Network Equipment Configuration
This section will cover the most important part of a network installation: setting up and configuring the router. As explained previously, a router is used to join different networks or sub-networks together. It also allows information to be forwarded only to the destination device, therefore reducing traffic on the network. Cisco routers are the most dominant types of routers available.
The first step in setting up a Cisco router for the network consists of choosing a convenient location, then plugging it in an electrical power point. Using a serial console cable, connect the router’s console port to the COM1 port at the back of laptop or PC, using a rolled cable. This computer will be used to enter the commands required to configure the router. If the computer is running Windows, it is possible to use the HyperTerminal to configure the Cisco router. To access the HyperTerminal, the network administrator would go to Start / Programs / Accessories / Communications, and click on the HyperTerminal icon. The network administrator should then create a new connection, assign a name to it, change the baud rate to 9600 baud, and then click ok. The router console will show up on the screen, and the router is ready for configuration. At this stage, the router should be powered on, it will display the boot-up sequence, and once it’s done, the administrator should begin typing in commands to configure the router and assign IP addresses to the host computers on the network.
A server can be configured by remotely accessing it using its IP address, using remote desktop connection or telnet. A network administrator can install and configure the server, such as Windows 2003 server, and install and configure several services on that server such as:
- Email server, to create and manage email accounts for the users in the company. For example: Exchange server 2007.
- DNS server, to store information about computer names and their matching IP addresses, and be able to translate a computer name to its IP address, because it is generally easier for users to remember the name of a computer rather than its IP address.
- DHCP server, to assign unique IP addresses to all the computers and networking devices on the network. If the network is composed of several sub-networks, it is possible to have 1 DHCP server in one sub-network, and a relay agent in each of the other sub-networks. The relay agent would redirect any requests sent by a newly connected computer or networking device to the DHCP server, in order for them to obtain a valid unique IP address.
- File server, to enable users to have access to files and resources centrally stored on the network without having to physically transfer the data using external storage devices.
- Print server, to enable users to have access to printers on the network.
- Web server, to store web pages and display those pages on the internet using the HTTP protocol.
- Database server, to store and manage databases. For example: Microsoft SQL Server 2008.

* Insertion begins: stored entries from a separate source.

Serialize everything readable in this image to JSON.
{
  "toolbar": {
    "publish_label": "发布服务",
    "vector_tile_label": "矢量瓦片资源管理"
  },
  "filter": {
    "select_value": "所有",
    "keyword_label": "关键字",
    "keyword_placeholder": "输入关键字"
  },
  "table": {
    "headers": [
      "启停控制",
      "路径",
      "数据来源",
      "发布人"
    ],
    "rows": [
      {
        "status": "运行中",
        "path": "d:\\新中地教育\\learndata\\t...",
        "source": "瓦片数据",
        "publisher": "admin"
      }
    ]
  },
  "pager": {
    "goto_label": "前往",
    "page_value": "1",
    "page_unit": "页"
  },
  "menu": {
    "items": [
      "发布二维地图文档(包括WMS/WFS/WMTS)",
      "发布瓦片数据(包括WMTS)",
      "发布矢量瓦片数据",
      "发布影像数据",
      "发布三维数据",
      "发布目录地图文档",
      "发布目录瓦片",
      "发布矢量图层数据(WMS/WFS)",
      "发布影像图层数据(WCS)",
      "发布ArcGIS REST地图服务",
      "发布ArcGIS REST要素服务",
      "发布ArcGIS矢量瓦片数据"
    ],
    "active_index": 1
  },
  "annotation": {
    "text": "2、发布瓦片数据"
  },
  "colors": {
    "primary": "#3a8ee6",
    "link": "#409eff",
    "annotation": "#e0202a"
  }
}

It is to note that these servers can be either run as applications within the server operating system (such as Windows Server 2003 or Windows Server 2008), or can be rack-mounted in a server cabinet, as explained previously, for large organisations.
Multiple equipment configuration
As discussed in this section, some organisations would install cabinets and racks inside the cabinets in their data centres. These cabinets enable the systems administrator to configure multiple networking equipments by providing a monitor, keyboard and a touchpad mouse connected to these equipments.
Testing the configuration
After connecting and configuring the network, the network administrator should be able to test the configuration and make sure that all computers are connected and have access to the network resources as desired.
Therefore, the first step consists of assigning IP addresses to the computers. This can be done either manually by the network administrator, or dynamically, should a DHCP server exist on the network. Next, in order to test the configuration, there are several tools that the administrator can use, such as:
These tools will be explained briefly in this lesson, but will be discussed in much more details in lesson 10. For example, “Ping” is a command used to determine whether a computer on the network is active or not, whereas the tracert command (or traceroute) is used to show the path taken by a data packet across the network prior to reaching the destination.